A Welders duty cycle rating is an assigned figure of merit for sustainability of output current. It is expressed as a percentage of weld time over a 10 minute period (where 100% Weld On time equals 10 minutes) at a given output current. A formula for calculating the Weld Output Current at different Duty Cycles is shown.

A Welders duty cycle rating (Specification) is an assigned figure of merit for sustainability of output current. It is expressed as a percentage of weld time over a 10 minute period (where 100% Weld On time equals 10 minutes) at a given output current. For example, let's consider the specification: 300A @ 40% duty cycle. A 40% duty cycle represents 4 minutes out of a 10 minute period that the Welder can operate. For the other 6 minutes, the Welder must be allowed to cool down. If not, the Welder will shut down and light an over temperature LED, or display a Thermal Error code. If this occurs the Weldor (a person who Welds Metal) has to stop production and wait for the Over temperature condition to clear. The more basic Welders (Transformer/ SCR based Welders) usually incorporate two bi-metallic strip type Thermostats (one on the Input Rectifier Heatsink Assembly, and the other on the Output Diode Heatsink Assembly). They are wired in series with either one being capable of open circuiting under heat duress. The more sophisticated Welders (Microprocessor controlled Inverter based Welders) usually incorporate two Thermistors (a type of Resistor with a Negative Temperature Coefficient) to achieve the same outcome, however a more complicated electronic circuit is now involved to measure the Thermal characteristics of the Welder while it is being operated.

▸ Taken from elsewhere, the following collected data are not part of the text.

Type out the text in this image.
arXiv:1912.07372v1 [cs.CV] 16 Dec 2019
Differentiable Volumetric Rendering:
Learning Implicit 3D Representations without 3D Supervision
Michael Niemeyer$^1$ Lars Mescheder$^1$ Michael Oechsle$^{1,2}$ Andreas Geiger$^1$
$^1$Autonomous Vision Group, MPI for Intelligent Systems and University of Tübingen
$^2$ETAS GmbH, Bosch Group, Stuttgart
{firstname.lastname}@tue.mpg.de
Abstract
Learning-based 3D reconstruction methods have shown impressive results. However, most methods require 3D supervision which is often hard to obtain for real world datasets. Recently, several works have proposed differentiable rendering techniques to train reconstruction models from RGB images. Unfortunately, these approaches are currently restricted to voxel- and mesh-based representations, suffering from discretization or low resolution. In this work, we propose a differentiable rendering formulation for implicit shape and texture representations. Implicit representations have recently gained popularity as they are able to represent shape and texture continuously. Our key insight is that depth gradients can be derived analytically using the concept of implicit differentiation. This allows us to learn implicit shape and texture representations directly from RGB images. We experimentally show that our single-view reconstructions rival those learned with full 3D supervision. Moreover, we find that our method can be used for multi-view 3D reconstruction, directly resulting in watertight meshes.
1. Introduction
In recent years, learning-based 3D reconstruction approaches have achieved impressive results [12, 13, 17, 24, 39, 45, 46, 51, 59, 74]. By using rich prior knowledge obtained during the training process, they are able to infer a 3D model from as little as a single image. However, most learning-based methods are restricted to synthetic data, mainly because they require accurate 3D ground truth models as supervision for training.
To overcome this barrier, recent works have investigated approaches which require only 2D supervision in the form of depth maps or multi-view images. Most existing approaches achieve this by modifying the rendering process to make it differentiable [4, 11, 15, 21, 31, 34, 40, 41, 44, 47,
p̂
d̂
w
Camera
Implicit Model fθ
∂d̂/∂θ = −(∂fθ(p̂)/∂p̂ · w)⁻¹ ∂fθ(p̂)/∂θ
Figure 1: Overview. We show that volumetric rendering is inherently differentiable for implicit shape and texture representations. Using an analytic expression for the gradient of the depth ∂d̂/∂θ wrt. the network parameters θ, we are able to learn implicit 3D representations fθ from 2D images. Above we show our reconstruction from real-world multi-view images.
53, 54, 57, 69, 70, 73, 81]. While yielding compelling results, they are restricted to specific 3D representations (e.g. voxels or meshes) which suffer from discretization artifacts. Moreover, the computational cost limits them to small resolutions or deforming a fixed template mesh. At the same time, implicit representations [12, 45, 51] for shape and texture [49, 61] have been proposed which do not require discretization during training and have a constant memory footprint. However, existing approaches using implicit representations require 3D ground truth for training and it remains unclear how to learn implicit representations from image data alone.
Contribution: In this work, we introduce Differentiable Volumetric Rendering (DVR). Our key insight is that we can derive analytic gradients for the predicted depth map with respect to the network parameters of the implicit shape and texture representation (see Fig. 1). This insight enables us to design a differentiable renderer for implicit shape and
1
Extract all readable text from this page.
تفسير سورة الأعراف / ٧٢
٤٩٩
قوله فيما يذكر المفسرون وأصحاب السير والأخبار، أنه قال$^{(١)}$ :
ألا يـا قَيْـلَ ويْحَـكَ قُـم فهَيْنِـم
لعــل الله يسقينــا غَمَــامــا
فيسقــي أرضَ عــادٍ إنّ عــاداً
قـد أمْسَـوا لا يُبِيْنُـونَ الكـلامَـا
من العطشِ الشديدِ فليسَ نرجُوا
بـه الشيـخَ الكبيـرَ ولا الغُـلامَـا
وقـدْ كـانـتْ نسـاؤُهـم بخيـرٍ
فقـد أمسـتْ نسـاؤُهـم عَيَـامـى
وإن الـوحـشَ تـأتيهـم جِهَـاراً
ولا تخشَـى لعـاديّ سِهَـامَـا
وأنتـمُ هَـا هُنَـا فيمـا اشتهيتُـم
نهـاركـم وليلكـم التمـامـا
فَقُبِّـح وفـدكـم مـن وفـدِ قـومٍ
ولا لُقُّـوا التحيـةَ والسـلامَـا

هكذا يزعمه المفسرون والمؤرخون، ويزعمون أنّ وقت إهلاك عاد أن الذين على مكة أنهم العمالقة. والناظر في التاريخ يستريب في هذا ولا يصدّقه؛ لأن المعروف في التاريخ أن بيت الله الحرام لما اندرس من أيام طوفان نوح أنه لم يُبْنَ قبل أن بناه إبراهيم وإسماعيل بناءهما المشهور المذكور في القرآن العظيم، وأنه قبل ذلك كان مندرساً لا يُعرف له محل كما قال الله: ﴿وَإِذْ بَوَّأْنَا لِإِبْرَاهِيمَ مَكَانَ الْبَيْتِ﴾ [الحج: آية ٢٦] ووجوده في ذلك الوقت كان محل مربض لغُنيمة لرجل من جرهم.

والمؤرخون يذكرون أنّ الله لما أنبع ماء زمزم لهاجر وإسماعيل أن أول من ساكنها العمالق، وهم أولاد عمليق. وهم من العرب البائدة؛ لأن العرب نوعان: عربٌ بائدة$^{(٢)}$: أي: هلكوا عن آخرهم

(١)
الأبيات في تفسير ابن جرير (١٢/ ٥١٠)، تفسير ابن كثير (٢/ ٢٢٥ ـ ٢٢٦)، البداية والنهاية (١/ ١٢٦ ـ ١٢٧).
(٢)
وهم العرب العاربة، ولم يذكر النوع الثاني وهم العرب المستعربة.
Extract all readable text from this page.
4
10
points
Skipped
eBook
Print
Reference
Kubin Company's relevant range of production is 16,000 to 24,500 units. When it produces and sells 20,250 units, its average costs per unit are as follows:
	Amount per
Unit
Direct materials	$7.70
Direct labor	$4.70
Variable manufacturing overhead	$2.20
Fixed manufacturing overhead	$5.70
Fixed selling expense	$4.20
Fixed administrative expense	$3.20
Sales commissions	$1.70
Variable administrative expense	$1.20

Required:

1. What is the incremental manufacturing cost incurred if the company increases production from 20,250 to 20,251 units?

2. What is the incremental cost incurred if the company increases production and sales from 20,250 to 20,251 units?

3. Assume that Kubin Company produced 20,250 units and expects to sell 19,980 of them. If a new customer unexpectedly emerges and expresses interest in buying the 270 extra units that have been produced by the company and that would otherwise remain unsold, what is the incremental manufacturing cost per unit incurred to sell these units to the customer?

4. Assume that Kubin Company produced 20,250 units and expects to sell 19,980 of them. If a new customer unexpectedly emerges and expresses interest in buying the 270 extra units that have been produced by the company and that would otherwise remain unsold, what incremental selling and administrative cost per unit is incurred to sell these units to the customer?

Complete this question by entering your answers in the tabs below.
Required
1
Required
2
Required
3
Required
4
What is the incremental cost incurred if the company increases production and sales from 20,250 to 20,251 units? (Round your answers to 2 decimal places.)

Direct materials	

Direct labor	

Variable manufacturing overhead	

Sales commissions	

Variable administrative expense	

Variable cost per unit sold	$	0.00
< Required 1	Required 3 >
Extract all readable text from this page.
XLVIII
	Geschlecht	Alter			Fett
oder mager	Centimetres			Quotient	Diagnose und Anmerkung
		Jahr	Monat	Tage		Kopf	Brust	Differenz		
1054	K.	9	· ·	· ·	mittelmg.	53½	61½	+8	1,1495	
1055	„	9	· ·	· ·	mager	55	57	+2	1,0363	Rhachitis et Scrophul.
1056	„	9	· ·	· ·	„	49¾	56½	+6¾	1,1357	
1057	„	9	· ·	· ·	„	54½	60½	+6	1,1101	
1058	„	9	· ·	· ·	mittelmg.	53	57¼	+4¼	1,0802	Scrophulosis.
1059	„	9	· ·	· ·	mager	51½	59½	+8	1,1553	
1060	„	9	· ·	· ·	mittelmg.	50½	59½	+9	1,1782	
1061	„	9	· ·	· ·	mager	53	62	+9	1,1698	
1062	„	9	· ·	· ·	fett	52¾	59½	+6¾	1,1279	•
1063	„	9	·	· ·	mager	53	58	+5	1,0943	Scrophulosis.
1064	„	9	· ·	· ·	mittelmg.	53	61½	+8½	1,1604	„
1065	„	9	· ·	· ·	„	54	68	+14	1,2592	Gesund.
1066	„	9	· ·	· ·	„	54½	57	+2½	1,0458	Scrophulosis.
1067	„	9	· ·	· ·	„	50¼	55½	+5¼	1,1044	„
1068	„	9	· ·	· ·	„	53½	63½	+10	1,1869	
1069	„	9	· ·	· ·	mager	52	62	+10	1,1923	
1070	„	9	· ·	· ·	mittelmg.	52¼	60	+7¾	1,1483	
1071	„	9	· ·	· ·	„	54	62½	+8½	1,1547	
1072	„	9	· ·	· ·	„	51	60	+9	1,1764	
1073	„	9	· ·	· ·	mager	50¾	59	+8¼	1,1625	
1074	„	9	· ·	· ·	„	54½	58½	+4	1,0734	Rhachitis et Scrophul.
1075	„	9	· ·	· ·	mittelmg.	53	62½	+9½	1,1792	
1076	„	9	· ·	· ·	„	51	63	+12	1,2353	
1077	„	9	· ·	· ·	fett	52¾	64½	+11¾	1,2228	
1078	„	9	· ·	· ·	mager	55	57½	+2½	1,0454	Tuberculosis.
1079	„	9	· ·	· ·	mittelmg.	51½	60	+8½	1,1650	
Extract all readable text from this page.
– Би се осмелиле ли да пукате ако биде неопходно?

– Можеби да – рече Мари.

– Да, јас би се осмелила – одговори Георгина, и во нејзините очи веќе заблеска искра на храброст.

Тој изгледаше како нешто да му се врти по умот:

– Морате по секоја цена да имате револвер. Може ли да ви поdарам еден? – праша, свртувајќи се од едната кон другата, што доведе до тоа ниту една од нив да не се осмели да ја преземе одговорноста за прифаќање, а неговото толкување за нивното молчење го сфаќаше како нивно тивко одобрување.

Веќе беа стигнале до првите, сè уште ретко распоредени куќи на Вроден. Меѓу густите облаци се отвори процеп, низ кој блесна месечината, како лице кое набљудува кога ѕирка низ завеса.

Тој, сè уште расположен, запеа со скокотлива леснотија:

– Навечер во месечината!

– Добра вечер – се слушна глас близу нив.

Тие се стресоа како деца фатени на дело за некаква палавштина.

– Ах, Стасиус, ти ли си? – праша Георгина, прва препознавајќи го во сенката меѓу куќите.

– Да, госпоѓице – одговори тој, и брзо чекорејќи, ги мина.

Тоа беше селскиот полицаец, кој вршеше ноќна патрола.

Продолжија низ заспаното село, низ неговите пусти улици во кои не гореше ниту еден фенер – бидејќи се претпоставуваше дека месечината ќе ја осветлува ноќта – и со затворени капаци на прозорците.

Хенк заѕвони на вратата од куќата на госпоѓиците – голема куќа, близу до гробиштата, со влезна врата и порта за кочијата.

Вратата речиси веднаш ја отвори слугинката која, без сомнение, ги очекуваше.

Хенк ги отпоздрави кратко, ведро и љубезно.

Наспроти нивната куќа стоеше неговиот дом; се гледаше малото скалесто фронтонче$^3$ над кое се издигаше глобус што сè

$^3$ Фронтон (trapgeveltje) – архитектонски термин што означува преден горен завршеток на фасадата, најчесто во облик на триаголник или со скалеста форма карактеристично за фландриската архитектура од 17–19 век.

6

When the Welders Specification is exceeded apart from shutting down and displaying a fault condition, the Welders internal Fan should operate in order to bring the temperature of the components Heatsink to a safe operating temperature. This normally occurs at around 158 degrees F (70 degrees C). This is the maximum tolerable temperature rating for most commercial grade electronic components. Mounted on the Heatsinks are either (or combinations of) Rectifier Diodes, SCR's, IGBT's and MOSFET's. If the Fan stops working or the Temperature Sense circuit fails, these components can be degraded or permanently damaged due to thermal stress.

Having to wait to complete a job due to a low Specification or an Over temperature fault is non productive and frustrating for all concerned. This is particularly so when on a project deadline, as time is money! When an electronic component fails due to thermal stress the Weldor's anxiety just increased by a tenfold factor. Now the Welder is totally inoperative until some trouble shooting can be performed. Once again...time is money!

When a Welders current is specified at 100% duty cycle the Weld Output Current can be maintained indefinitely, without the need for Welder cool down requirements.

Manufacturers publish specifications for their Welders in Operator Manuals, Service Manuals, and in Technical Sales Brochures. Unfortunately, the Weld Output current isn't always shown at a 100% DC rating. A conversion formula comes in handy under these circumstances.

To calculate the output current based on the duty cycle specification use the following formula:

I out = √ [((I rated) 2 × (DC Spec rated)) ÷ (DC Spec needed)]

From our previous example of 300 A @ 40% DC, we can now easily calculate the Weld Output Current for 100% DC, as follows:

I out = √ [((300) 2 × (40)) ÷ (100)]

I out = 189.74 Amps.

As you can see, the output current at 100% Duty Cycle is quite a bit smaller than the claimed 300 Amp rating of this Welder. Duty Cycle makes a difference!